A grandfather is listening to a 4-year-old's account of his afternoon adventure. ''Really!'' he exclaims, and asks what happened next.

Each of those moments can become a precious memory, or even serve as an example of that elusive concept of ''quality time'' with children. But each of these scenes also illustrates crucial steps in preparing young children to become good readers.

New research on reading instruction is important, but what scientists are learning about brain development in the earliest years ought to have truly revolutionary effects on the way we prepare children for success in school.

In the earliest years of life, one of a child's most important tasks is to learn to communicate, to handle language, to listen and to speak.

The sequence of listening, then speaking, then learning to read, then beginning to write is so logical that it seems to just be common sense. But rarely does the process of acquiring and using language rate the attention it deserves from educators.

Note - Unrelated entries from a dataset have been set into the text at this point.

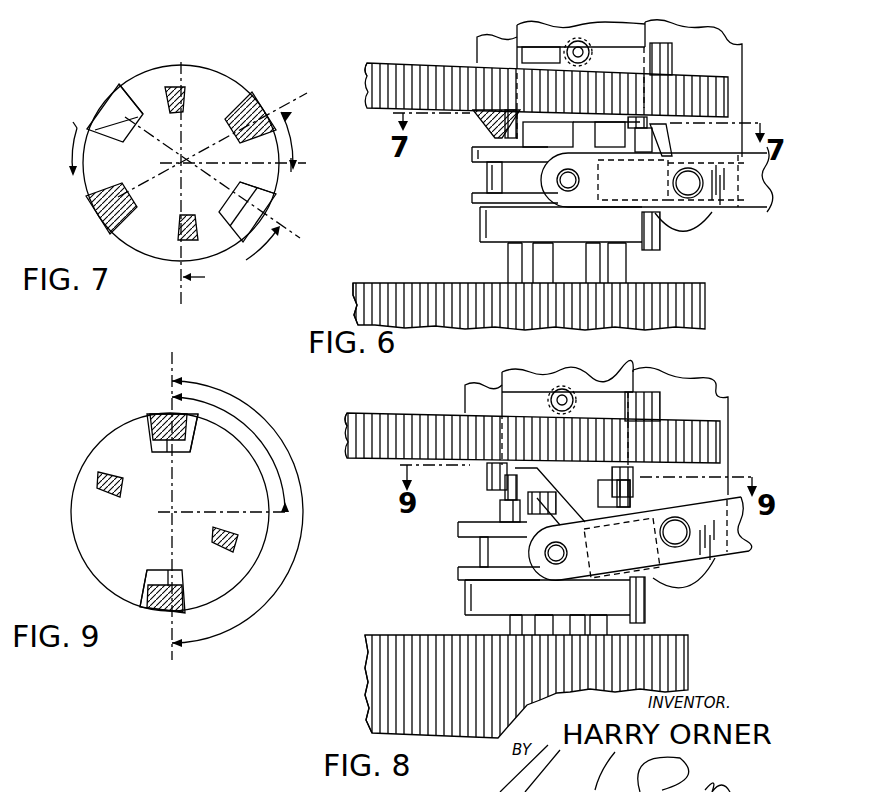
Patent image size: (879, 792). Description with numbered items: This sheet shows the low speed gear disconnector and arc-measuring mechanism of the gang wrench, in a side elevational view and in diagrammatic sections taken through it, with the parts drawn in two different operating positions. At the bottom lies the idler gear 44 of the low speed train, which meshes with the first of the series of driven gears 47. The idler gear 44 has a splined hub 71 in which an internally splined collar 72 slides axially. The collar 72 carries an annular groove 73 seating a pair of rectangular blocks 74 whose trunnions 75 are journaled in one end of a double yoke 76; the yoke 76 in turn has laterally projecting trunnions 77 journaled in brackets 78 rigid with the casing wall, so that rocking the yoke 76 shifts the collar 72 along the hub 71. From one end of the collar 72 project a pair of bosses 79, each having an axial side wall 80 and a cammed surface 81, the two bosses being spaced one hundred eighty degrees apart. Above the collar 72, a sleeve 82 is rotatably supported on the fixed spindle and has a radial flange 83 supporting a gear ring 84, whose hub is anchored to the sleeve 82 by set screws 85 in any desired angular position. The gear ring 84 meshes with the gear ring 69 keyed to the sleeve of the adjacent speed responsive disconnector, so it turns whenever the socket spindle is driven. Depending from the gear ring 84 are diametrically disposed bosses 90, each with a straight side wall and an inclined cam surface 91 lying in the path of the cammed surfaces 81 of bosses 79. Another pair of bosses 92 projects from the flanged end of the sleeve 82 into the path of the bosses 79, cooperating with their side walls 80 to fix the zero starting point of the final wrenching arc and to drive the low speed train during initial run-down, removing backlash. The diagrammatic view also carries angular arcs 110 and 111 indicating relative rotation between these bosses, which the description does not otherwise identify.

In FIG. 6, the idler gear 44 is at (682, 296).
In FIG. 8, the idler gear 44 is at (640, 658).
In FIG. 6, the driven gears 47 is at (389, 292).
In FIG. 8, the driven gears 47 is at (378, 652).
In FIG. 6, the gear ring 69 is at (386, 100).
In FIG. 8, the gear ring 69 is at (386, 460).
In FIG. 6, the splined hub 71 is at (540, 262).
In FIG. 8, the splined hub 71 is at (515, 625).
In FIG. 6, the collar 72 is at (480, 229).
In FIG. 8, the collar 72 is at (469, 598).
In FIG. 6, the annular groove 73 is at (488, 172).
In FIG. 8, the annular groove 73 is at (480, 543).
In FIG. 6, the rectangular blocks 74 is at (527, 203).
In FIG. 8, the rectangular blocks 74 is at (513, 581).
In FIG. 6, the trunnions 75 is at (567, 191).
In FIG. 8, the trunnions 75 is at (556, 568).
In FIG. 6, the double yoke 76 is at (757, 210).
In FIG. 8, the double yoke 76 is at (737, 548).
In FIG. 6, the trunnions 77 is at (705, 224).
In FIG. 8, the trunnions 77 is at (700, 580).
In FIG. 6, the brackets 78 is at (729, 48).
In FIG. 8, the brackets 78 is at (713, 410).
In FIG. 7, the bosses 79 is at (110, 104).
In FIG. 9, the bosses 79 is at (167, 452).
In FIG. 6, the bosses 79 is at (648, 170).
In FIG. 8, the bosses 79 is at (596, 576).
In FIG. 7, the axial side wall 80 is at (131, 88).
In FIG. 9, the axial side wall 80 is at (192, 440).
In FIG. 6, the axial side wall 80 is at (584, 207).
In FIG. 8, the axial side wall 80 is at (508, 508).
In FIG. 7, the cammed surface 81 is at (100, 124).
In FIG. 9, the cammed surface 81 is at (150, 428).
In FIG. 6, the cammed surface 81 is at (664, 152).
In FIG. 8, the cammed surface 81 is at (600, 506).
In FIG. 6, the sleeve 82 is at (636, 30).
In FIG. 8, the sleeve 82 is at (640, 372).
In FIG. 6, the radial flange 83 is at (550, 118).
In FIG. 8, the radial flange 83 is at (600, 450).
In FIG. 6, the gear ring 84 is at (729, 93).
In FIG. 8, the gear ring 84 is at (706, 443).
In FIG. 6, the set screws 85 is at (580, 42).
In FIG. 8, the set screws 85 is at (562, 389).
In FIG. 7, the bosses 90 is at (262, 110).
In FIG. 9, the bosses 90 is at (160, 413).
In FIG. 6, the bosses 90 is at (494, 139).
In FIG. 8, the bosses 90 is at (558, 420).
In FIG. 7, the cam surface 91 is at (287, 131).
In FIG. 9, the cam surface 91 is at (183, 396).
In FIG. 6, the cam surface 91 is at (478, 120).
In FIG. 8, the cam surface 91 is at (512, 484).
In FIG. 7, the bosses 92 is at (177, 86).
In FIG. 9, the bosses 92 is at (97, 478).
In FIG. 6, the bosses 92 is at (650, 60).
In FIG. 8, the bosses 92 is at (487, 477).
In FIG. 7, the angle 110 is at (295, 164).
In FIG. 7, the angle 111 is at (183, 283).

State schools Superintendent Nancy S. Grasmick says understanding this sequence of language acquisition is pivotal for any efforts to improve the reading skills of young people. Teachers have little training in the building blocks of language acquisition -- something that needs to change as schools of education retool their preparation of teachers.

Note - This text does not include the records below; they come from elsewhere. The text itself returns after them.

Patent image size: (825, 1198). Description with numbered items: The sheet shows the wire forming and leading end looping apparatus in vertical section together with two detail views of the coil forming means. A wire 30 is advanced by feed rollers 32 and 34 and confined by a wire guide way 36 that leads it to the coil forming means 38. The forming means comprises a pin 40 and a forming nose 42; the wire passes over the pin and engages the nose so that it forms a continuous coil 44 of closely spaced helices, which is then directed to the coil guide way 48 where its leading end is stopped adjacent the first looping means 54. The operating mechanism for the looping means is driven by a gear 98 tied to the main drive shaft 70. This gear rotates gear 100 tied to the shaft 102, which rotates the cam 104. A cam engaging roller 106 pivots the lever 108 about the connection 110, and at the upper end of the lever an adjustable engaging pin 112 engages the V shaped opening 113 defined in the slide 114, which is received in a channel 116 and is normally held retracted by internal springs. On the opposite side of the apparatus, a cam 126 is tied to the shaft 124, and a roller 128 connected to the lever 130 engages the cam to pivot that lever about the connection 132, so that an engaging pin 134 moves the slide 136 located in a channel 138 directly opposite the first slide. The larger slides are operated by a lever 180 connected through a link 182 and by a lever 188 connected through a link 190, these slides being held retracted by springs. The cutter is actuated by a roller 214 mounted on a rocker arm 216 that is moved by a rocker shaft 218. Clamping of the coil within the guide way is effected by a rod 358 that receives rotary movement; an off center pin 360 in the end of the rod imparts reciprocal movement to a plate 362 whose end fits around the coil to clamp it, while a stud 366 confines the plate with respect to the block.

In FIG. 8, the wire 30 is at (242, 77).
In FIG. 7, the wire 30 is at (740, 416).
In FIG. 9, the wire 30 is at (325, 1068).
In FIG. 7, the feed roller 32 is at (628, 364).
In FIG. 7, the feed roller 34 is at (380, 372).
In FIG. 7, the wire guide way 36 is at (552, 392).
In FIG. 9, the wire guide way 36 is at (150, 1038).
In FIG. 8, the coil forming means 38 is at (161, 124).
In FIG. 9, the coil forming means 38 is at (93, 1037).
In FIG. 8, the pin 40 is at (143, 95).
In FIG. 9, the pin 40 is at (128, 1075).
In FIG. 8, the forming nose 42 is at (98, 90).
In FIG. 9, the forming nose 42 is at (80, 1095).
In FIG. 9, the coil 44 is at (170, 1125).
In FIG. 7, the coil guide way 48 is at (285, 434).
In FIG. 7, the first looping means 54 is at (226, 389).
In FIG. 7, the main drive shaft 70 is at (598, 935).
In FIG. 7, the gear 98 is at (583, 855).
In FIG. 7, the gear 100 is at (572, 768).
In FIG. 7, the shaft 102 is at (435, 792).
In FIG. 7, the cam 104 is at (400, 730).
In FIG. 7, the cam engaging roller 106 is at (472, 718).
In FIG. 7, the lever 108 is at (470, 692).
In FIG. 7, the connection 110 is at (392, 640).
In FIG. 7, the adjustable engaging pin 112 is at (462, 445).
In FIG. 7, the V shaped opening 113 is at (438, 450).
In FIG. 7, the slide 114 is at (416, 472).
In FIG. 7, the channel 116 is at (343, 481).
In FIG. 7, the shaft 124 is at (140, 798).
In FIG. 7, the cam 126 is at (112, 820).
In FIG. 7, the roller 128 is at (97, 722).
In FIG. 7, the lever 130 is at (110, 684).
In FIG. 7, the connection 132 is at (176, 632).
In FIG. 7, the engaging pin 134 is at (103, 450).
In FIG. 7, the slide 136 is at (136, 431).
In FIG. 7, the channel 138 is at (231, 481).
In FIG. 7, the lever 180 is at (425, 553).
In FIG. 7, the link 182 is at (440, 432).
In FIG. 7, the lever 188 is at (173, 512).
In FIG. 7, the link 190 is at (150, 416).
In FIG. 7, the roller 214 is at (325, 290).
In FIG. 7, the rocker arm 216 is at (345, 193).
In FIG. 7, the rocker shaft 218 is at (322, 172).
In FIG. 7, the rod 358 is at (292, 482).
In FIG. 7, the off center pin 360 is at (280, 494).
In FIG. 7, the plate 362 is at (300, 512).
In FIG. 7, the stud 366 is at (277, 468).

When a mother coos to her baby, he learns to listen and to distinguish the important sounds in language. Researchers now are finding that ''baby talk,'' in which adults elongate their vowels, seems to be an instinctive way of helping a baby to hear crucial differences between sounds.

Once a child recognizes that patterns of sounds mean something, she is ready to start making those sounds. She learns to talk, first in single words, then in groups of words and simple sentences.

As her language skills improve, the child can explain important things to people around her. She can tell Daddy that the yellow circle in her drawing is the sun.

Patient questions

Simple as it is, this process of talking and explaining things strengthens the skills that are essential in reading and writing. In her eagerness to express herself, to connect with other people, this young child soaks up new words and stretches her ability to use them to explain herself and her world. Those patient questions from Dad, Mom and anybody else willing to pay attention gently push the process along.

The 4-year-old trying to keep Granddad in suspense is further polishing those skills. And simply by listening, Granddad is helping educate that child.

A child who likes to talk and tell stories is more likely to become an eager reader and a good writer than one accustomed to hours of passivity in front of a TV set.

But a child who arrives at kindergarten without that zest for language is beginning school with a handicap. As Ms. Grasmick likes to say, by the age of 5, children are ''geriatric'' in regard to language acquisition. At that point, schools are already playing catch-up with these children.

From ages 2-4, children are soaking up words, expanding their vocabularies, learning correct pronunciation and putting words together.

And yet in many homes, television is used as a convenient baby-sitter or caregivers speak poor English.

But Ms. Grasmick believes parents should worry just as much about the quality and quantity of conversation between adults and children in that program. Are children being encouraged to talk? Are adults listening?

Are their caregivers gently guiding them toward wider vocabularies and better pronunciation, by reading aloud to them and regularly engaging them in conversation? Are parents doing the same at home?

If so, those adults are significantly increasing the chances that these children will become good readers by age 9.

Sara Engram is deputy editorial-page editor of The Sun.